New Zealand
Richie McCaw hails Jonah Lomu 'a great man and a great All Black'
November 19, 2015
'McCaw an icon of the sport'

Richie McCaw first had to say goodbye before he could call time on his rugby career little more than 24 hours after the sudden death of Jonah Lomu had shocked the world.

The dual Rugby World Cup-winning All Blacks captain announced his retirement from the game after a world-record 148 Tests but not before he put someone else first - in the same selfless way he put his body on the line over 14 years.

New Zealand's Richie McCaw prepares to announce his retirement from rugby, Wellington, New Zealand, November 19, 2015
New Zealand's Richie McCaw prepares to announce his retirement from rugby © Getty Images

"He was a great man and a great All Black," McCaw said of Lomu, a team-mate when the young flanker made his Test debut against Ireland in 2001.

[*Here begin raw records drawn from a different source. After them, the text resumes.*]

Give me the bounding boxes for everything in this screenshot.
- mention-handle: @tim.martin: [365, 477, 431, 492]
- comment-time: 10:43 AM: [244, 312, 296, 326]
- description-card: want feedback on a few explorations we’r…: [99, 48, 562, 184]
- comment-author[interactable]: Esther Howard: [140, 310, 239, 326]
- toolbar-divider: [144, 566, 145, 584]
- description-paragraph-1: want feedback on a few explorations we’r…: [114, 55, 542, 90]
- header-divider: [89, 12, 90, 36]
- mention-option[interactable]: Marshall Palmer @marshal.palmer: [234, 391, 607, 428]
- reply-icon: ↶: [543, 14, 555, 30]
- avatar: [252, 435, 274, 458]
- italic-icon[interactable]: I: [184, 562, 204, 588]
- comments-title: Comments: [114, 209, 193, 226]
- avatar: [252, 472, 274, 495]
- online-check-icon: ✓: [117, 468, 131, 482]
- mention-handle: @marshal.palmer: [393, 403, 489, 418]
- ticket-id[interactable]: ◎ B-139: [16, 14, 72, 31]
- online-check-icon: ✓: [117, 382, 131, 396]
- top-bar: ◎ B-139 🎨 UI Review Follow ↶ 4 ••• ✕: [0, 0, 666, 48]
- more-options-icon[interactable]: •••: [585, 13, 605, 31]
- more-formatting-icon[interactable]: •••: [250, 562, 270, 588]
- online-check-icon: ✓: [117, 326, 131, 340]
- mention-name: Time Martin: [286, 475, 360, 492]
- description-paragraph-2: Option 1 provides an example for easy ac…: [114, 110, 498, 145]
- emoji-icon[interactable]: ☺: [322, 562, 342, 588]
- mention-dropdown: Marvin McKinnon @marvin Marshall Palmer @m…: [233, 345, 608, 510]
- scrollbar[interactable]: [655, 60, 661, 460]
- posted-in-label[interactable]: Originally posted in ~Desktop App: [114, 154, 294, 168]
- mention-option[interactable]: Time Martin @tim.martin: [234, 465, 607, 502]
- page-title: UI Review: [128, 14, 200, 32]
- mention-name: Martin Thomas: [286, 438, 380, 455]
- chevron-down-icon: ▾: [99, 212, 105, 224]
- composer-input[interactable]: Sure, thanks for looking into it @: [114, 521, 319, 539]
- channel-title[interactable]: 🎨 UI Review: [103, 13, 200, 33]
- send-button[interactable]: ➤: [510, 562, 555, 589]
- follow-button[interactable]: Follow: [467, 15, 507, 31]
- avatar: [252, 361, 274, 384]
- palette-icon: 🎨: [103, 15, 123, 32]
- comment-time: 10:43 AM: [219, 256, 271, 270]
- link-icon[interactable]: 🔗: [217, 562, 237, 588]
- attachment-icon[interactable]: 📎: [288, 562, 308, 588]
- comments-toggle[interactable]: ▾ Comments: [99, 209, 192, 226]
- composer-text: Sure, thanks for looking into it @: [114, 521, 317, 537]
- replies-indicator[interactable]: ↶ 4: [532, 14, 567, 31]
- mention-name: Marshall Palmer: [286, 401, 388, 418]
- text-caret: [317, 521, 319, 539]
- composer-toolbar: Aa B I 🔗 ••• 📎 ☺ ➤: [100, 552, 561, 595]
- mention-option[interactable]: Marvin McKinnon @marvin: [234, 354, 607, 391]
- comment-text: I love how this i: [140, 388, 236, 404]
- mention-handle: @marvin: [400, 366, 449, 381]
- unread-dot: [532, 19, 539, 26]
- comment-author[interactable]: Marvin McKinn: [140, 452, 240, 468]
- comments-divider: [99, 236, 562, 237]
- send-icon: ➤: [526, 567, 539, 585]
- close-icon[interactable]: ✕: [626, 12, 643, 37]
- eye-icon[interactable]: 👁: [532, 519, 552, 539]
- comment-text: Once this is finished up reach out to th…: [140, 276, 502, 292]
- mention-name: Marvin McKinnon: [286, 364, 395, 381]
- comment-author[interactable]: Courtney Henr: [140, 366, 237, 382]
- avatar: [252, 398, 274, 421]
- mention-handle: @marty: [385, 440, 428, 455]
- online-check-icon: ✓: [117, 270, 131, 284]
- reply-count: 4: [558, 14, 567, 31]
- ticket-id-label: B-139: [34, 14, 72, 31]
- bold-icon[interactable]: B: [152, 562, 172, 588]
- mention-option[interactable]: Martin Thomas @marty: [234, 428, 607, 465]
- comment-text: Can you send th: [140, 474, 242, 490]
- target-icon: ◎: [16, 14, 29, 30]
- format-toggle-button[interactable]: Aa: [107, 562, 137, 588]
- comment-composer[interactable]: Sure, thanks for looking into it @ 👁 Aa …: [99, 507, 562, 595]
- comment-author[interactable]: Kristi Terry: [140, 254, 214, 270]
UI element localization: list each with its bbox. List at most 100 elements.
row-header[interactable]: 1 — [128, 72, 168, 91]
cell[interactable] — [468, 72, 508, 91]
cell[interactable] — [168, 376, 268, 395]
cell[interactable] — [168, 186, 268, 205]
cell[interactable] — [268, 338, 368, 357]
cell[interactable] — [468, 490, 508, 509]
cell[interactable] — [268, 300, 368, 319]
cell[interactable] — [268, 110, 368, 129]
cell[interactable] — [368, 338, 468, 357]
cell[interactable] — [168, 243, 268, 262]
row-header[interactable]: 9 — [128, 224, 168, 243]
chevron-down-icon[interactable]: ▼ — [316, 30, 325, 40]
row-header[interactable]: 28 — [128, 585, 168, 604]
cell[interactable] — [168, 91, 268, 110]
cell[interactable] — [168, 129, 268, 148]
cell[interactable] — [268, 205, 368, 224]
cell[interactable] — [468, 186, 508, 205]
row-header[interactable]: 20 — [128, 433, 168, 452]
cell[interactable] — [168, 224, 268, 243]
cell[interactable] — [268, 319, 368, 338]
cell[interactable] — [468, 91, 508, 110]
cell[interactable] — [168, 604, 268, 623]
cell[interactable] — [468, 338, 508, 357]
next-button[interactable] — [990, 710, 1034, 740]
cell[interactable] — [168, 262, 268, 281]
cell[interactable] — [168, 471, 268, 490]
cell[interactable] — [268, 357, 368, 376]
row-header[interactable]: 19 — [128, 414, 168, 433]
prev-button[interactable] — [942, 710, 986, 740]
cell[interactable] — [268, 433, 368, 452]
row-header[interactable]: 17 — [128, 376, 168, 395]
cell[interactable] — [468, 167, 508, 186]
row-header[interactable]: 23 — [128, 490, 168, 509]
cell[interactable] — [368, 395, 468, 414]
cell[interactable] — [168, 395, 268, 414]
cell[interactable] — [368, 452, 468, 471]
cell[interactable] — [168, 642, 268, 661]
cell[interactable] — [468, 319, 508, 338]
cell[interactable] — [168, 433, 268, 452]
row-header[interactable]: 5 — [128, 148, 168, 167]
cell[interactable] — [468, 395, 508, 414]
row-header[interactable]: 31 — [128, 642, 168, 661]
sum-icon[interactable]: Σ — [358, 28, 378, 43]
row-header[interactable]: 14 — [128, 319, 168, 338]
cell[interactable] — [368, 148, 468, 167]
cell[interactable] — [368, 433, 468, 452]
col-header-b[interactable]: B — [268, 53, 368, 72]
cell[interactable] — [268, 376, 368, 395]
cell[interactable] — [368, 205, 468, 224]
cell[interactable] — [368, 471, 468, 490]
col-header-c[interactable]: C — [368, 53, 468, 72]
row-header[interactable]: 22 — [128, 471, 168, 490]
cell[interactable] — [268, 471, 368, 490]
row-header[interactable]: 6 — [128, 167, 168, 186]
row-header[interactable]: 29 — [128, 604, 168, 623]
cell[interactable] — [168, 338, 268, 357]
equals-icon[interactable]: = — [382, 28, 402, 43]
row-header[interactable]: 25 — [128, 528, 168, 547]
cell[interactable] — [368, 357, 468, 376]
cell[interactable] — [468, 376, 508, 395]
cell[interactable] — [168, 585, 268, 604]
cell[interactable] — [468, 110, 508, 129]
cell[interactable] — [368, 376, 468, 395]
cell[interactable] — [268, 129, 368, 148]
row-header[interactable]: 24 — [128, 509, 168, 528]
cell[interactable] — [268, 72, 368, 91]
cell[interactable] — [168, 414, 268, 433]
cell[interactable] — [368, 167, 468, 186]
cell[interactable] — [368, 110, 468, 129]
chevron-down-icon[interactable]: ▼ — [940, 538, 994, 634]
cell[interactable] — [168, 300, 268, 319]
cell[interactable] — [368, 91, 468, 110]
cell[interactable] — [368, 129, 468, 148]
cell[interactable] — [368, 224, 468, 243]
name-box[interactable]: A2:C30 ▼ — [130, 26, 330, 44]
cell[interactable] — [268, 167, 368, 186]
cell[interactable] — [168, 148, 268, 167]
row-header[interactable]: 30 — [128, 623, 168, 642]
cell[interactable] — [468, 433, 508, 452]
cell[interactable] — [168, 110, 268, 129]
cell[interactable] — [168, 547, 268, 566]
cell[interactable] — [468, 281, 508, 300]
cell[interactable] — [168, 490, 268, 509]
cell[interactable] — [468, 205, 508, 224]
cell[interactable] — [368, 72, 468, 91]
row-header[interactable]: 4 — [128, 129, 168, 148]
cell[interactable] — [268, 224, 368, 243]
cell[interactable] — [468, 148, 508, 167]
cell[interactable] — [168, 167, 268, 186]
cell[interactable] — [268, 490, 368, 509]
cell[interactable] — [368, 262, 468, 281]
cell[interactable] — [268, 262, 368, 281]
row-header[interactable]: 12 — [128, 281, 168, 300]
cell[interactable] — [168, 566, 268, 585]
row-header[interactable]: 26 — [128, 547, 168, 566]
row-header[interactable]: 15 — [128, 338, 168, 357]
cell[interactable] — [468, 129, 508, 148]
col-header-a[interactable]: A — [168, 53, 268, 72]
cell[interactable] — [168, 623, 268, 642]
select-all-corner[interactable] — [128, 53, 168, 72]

"To play alongside a guy that you watched as a young fella was pretty amazing. I was lined up for the first anthem and I was standing beside guys like Jonah as a 20-year-old - that was an unreal experience."

Lomu scored one of his 37 Test tries in that 40-29 win in Dublin, and it was on that tour that McCaw found out what a global star Lomu was.

"We got to a training ground where there were hundreds of people in Ireland and I hopped off the bus and a whole mob came at me and I thought `this is pretty cool to be an All Black', but they just kept running past and behind me was Jonah and that was the man they were after. "He's a legend of the game, I think bigger overseas than he is here in New Zealand," McCaw said.

All Blacks coach Steve Hansen, meanwhile, said Lomu was one of the greats of the team but humble.

"The biggest thing is not the fact that we've lost an All Black, because we have lost many All Blacks over the years, but the fact we have a man who has left behind a family - two young sons and a wife," Hansen said.

"Our thoughts and prayers go out to them."